How 40 winks in the afternoon can raise your risk of diabetes.
Daily Mail, 9 March

Diabetes risk ‘soars with lack of sleep’.
Daily Mail, 12 March

Quite. But now, in a sinister turn, it seems that the Daily Mail has run out of bad things to say about Britain and Britons (amazing!) and has turned it’s attention overseas. Peter Hitchens’ piece is arguably the most damning, one-sided, ignorant, pessimistic, alarmist thing I’ve ever read about this country. It’s not the most racist, obviously, because some people have the courage and honesty to at least speak openly about their views, however repugnant those views may be.

I sighed when I got to the standard disclaimer a few lines in:

I can promise you I will be accused of alarmism and pessimism for saying so, and quite possibly of ‘racism’ too.

How many times have I read that? It’s put in there because the piece is alarmist, pessimistic and ‘racist’. And when you point that out, the author can say, “Well, I knew you’d accuse me of that”. Of course, it doesn’t make those accusations any less valid.

The article is also inaccurate on many points. The “African Chernobyl” comment made me laugh – I’m about 12 miles away from Koeberg nuclear power station at the moment and I’m really not scared at all. In fact, I don’t know anyone who is, so where did he get that soundbite? 
The power blackouts indicating “a country on the slide” are long gone, as the nation pulled together to use electricity less wastefully.
The upcoming election is being overseen by the strong arm of the IEC together with international observers – it is not “crooked”.
His comments that we do not hear about crime or HIV or corruption is completely laughable. Would that we could hear about something else for a change.
And finally – that machine gun song – only the most desperate of propagandists have ever been foolish enough to take it literally.

And then on Zuma: jibes about his weight and his “charisma of an ashtray”. This from a man who has Gordon Brown as his Prime Minister.
Hitchens points out that Zuma is a polygamist as if this is unexpected and wrong. Well, yes he is. And in the Zulu culture that’s completely normal. Many from that tribe would probably look at Barack Obama and Gordon Brown and wonder why they only have one partner. This isn’t America or Britain – so why should Zuma conform to your Western norms?
And then the fawning support for (white and Western) “popular and effective mayor of Cape Town and leader of the Democratic Alliance” Helen Zille. I had to read twice and then check I wasn’t reading a DA election ad.

I caught up with her at Stellenbosch University, where she was speaking to an almost wholly white student audience, switching easily from English to Afrikaans. Unlike Zuma, she is a witty, fluent orator. She does not break into song, and critics joke that if she did it would be ‘Bring me my cappuccino’ rather than ‘Bring me my machine gun’.
Her aides, however, point out that she also speaks fluent Xhosa, Nelson Mandela’s language, and that many of her meetings are full of black and brown faces. 

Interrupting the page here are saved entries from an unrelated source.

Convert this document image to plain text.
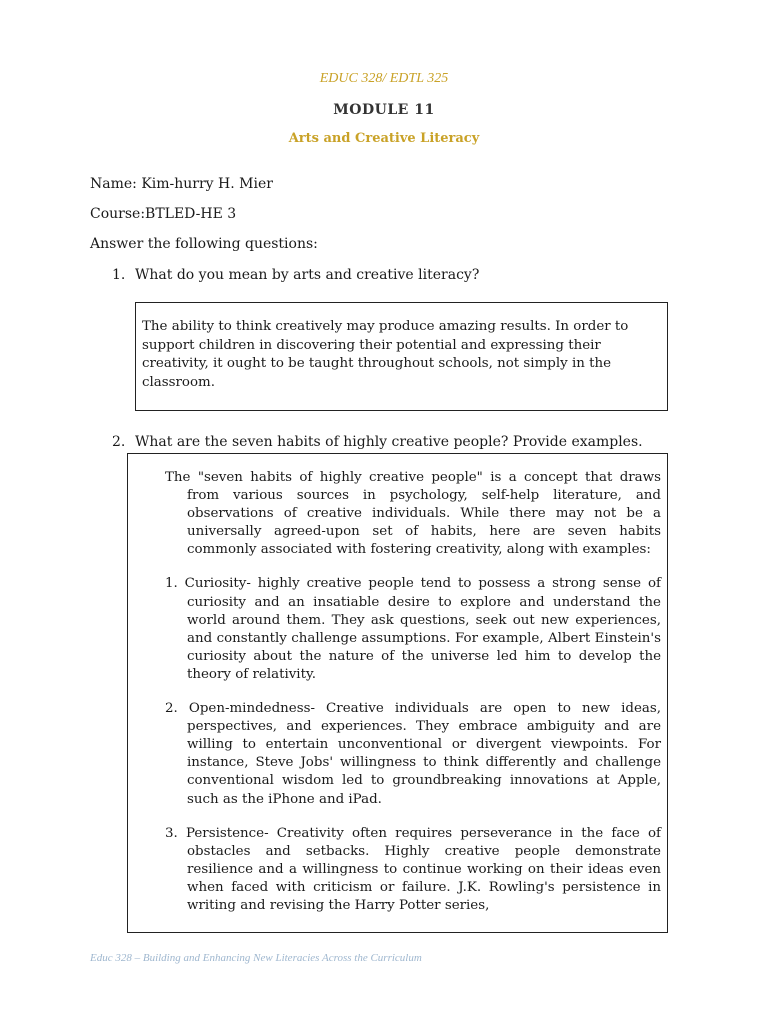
EDUC 328/ EDTL 325
MODULE 11
Arts and Creative Literacy
Name: Kim-hurry H. Mier
Course:BTLED-HE 3
Answer the following questions:
1. What do you mean by arts and creative literacy?

The ability to think creatively may produce amazing results. In order to support children in discovering their potential and expressing their creativity, it ought to be taught throughout schools, not simply in the classroom.

2. What are the seven habits of highly creative people? Provide examples.

The "seven habits of highly creative people" is a concept that draws from various sources in psychology, self-help literature, and observations of creative individuals. While there may not be a universally agreed-upon set of habits, here are seven habits commonly associated with fostering creativity, along with examples:

1. Curiosity- highly creative people tend to possess a strong sense of curiosity and an insatiable desire to explore and understand the world around them. They ask questions, seek out new experiences, and constantly challenge assumptions. For example, Albert Einstein's curiosity about the nature of the universe led him to develop the theory of relativity.

2. Open-mindedness- Creative individuals are open to new ideas, perspectives, and experiences. They embrace ambiguity and are willing to entertain unconventional or divergent viewpoints. For instance, Steve Jobs' willingness to think differently and challenge conventional wisdom led to groundbreaking innovations at Apple, such as the iPhone and iPad.

3. Persistence- Creativity often requires perseverance in the face of obstacles and setbacks. Highly creative people demonstrate resilience and a willingness to continue working on their ideas even when faced with criticism or failure. J.K. Rowling's persistence in writing and revising the Harry Potter series,

Educ 328 – Building and Enhancing New Literacies Across the Curriculum
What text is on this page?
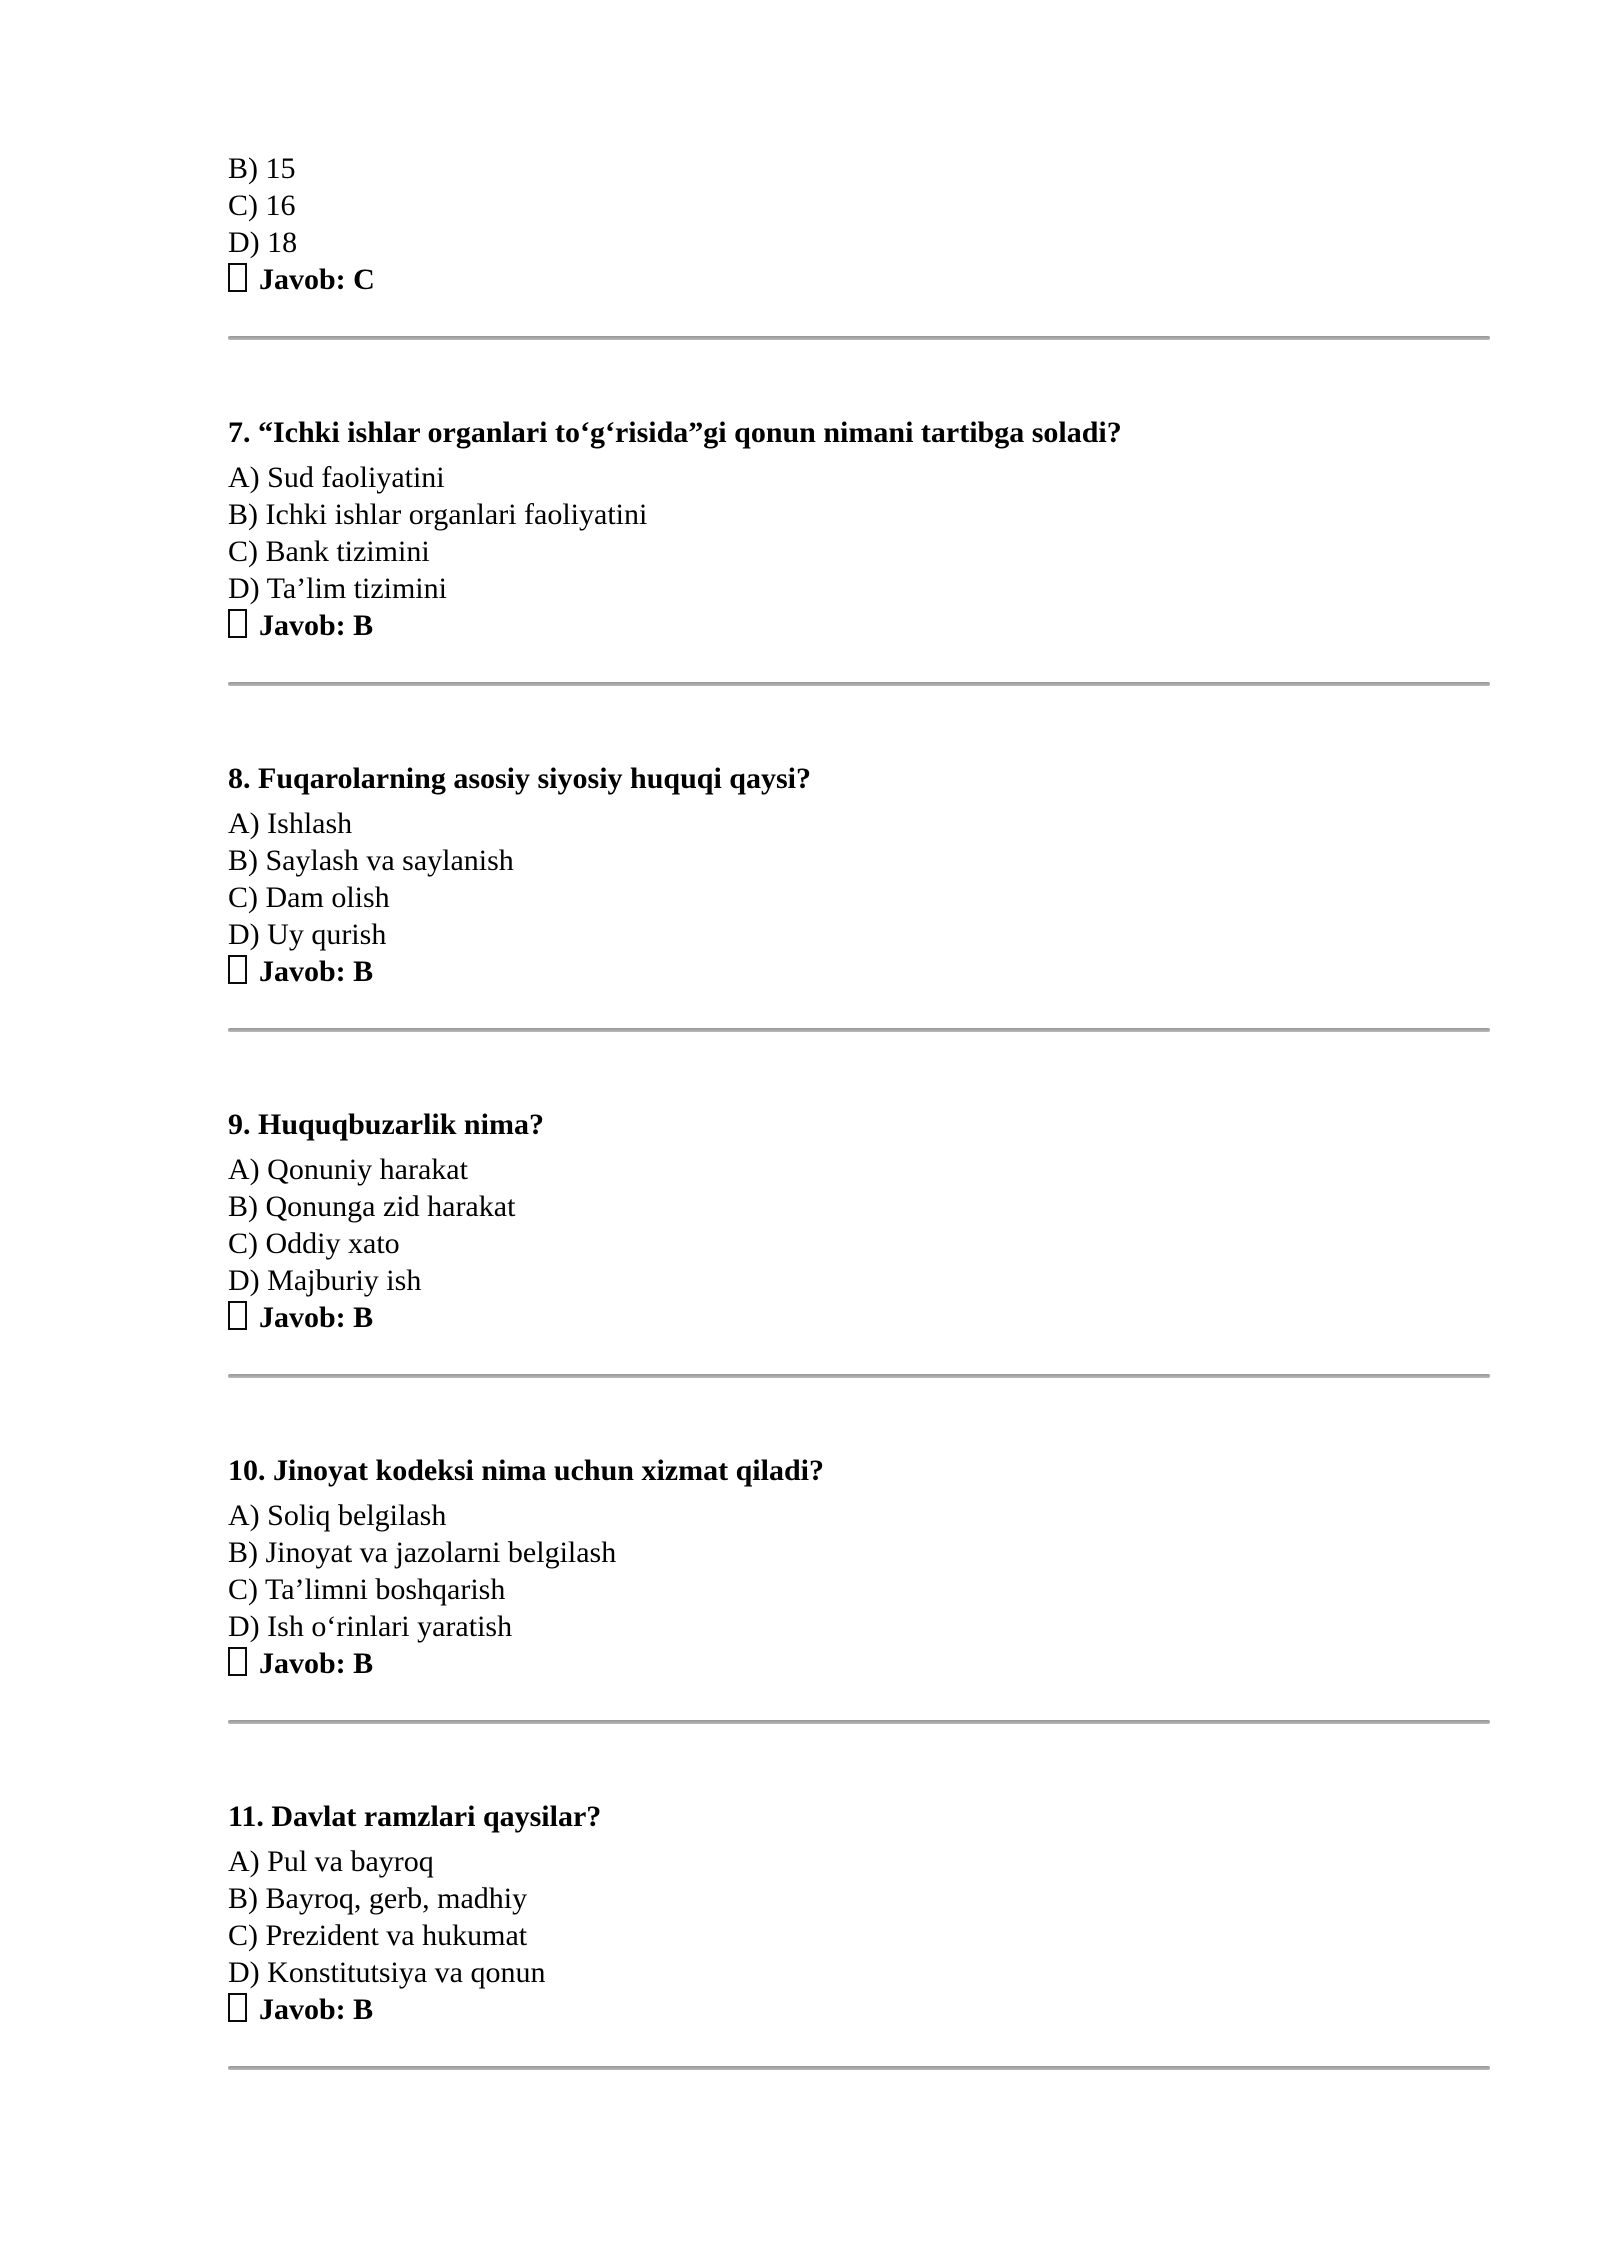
B) 15

C) 16

D) 18

Javob: C

7. “Ichki ishlar organlari to‘g‘risida”gi qonun nimani tartibga soladi?

A) Sud faoliyatini

B) Ichki ishlar organlari faoliyatini

C) Bank tizimini

D) Ta’lim tizimini

Javob: B

8. Fuqarolarning asosiy siyosiy huquqi qaysi?

A) Ishlash

B) Saylash va saylanish

C) Dam olish

D) Uy qurish

Javob: B

9. Huquqbuzarlik nima?

A) Qonuniy harakat

B) Qonunga zid harakat

C) Oddiy xato

D) Majburiy ish

Javob: B

10. Jinoyat kodeksi nima uchun xizmat qiladi?

A) Soliq belgilash

B) Jinoyat va jazolarni belgilash

C) Ta’limni boshqarish

D) Ish o‘rinlari yaratish

Javob: B

11. Davlat ramzlari qaysilar?

A) Pul va bayroq

B) Bayroq, gerb, madhiy

C) Prezident va hukumat

D) Konstitutsiya va qonun

Javob: B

 [Her] diagnosis is impressive, cool and clear. [Her] cure: a real law-governed democracy, is attractive.

Once again – the naïve assumption that Western government is the cure-all South Africa requires. But of course, It won’t happen.

She knows the Alliance must break out of being nothing more than a white liberal party. But alas she is a white liberal, albeit a very impressive one.

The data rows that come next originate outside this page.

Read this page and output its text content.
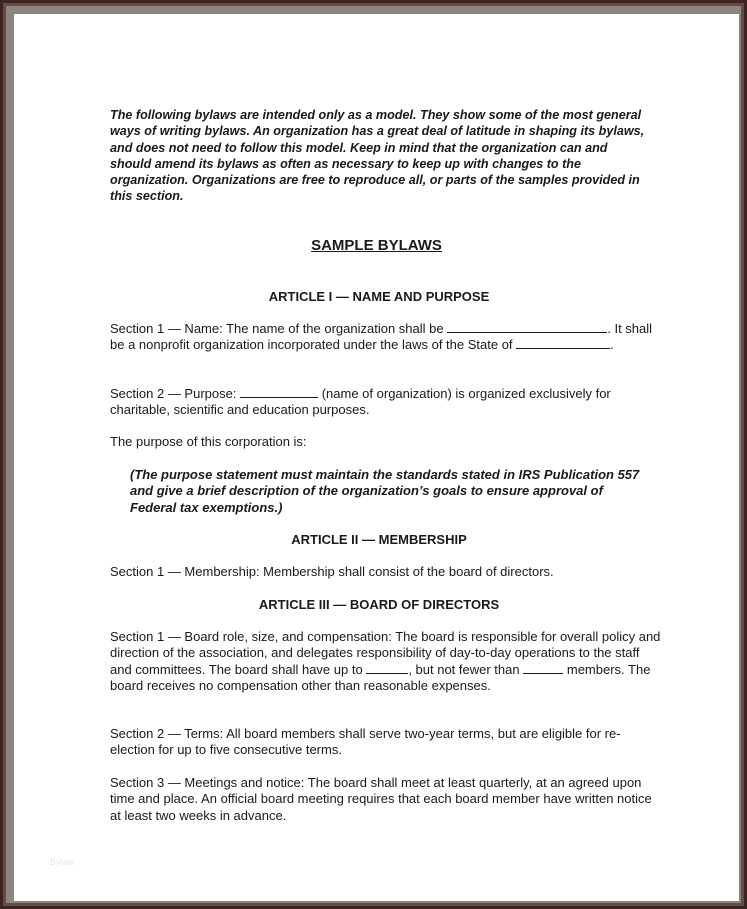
The following bylaws are intended only as a model. They show some of the most general ways of writing bylaws. An organization has a great deal of latitude in shaping its bylaws, and does not need to follow this model. Keep in mind that the organization can and should amend its bylaws as often as necessary to keep up with changes to the organization. Organizations are free to reproduce all, or parts of the samples provided in this section.

SAMPLE BYLAWS

ARTICLE I — NAME AND PURPOSE

Section 1 — Name: The name of the organization shall be	. It shall be a nonprofit organization incorporated under the laws of the State of	.

Section 2 — Purpose:	(name of organization) is organized exclusively for charitable, scientific and education purposes.

The purpose of this corporation is:

(The purpose statement must maintain the standards stated in IRS Publication 557 and give a brief description of the organization’s goals to ensure approval of Federal tax exemptions.)

ARTICLE II — MEMBERSHIP

Section 1 — Membership: Membership shall consist of the board of directors.

ARTICLE III — BOARD OF DIRECTORS

Section 1 — Board role, size, and compensation: The board is responsible for overall policy and direction of the association, and delegates responsibility of day-to-day operations to the staff and committees. The board shall have up to	, but not fewer than	members. The board receives no compensation other than reasonable expenses.

Section 2 — Terms: All board members shall serve two-year terms, but are eligible for re-election for up to five consecutive terms.

Section 3 — Meetings and notice: The board shall meet at least quarterly, at an agreed upon time and place. An official board meeting requires that each board member have written notice at least two weeks in advance.

Bylaw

Indeed. If only those silly black people would understand that the DA doesn’t stand for “Darkies Aside”. But no – they insist on voting for parties that they choose, instead of the ones that Hitchens would prefer to govern the country. How very trying.

Altogether the worst bit of journalism that I have ever seen. But, of course, there will be those who believe every word, like the Daily Mail readership. And then they’ll tell their friends Roger and Helen over a pineapple juice at the Black Dog on Friday evening, wonder if JZ killed Princess Di and then all worry about how it will affect their house prices. Sad, but true.

So why this “quandary”, then? Surely one just avoids the Daily Mail and its obnoxiously snobbish racist viewpoints?

But no, because the editors (who swore they would never again use paparazzi pictures after that 1997 Paris tunnel incident) drag you in with their loss leader: Kelly Brook in a bikini in the Caribbean.


Kelly – Hello!

It’s unfair, but it’s brilliant marketing. And while I hate to admit it, it’s working on me. I just wish I didn’t have to put up with misleading, racist crap to be able to see skimpily dressed ex-Breakfast TV presenters frolicking in the sea.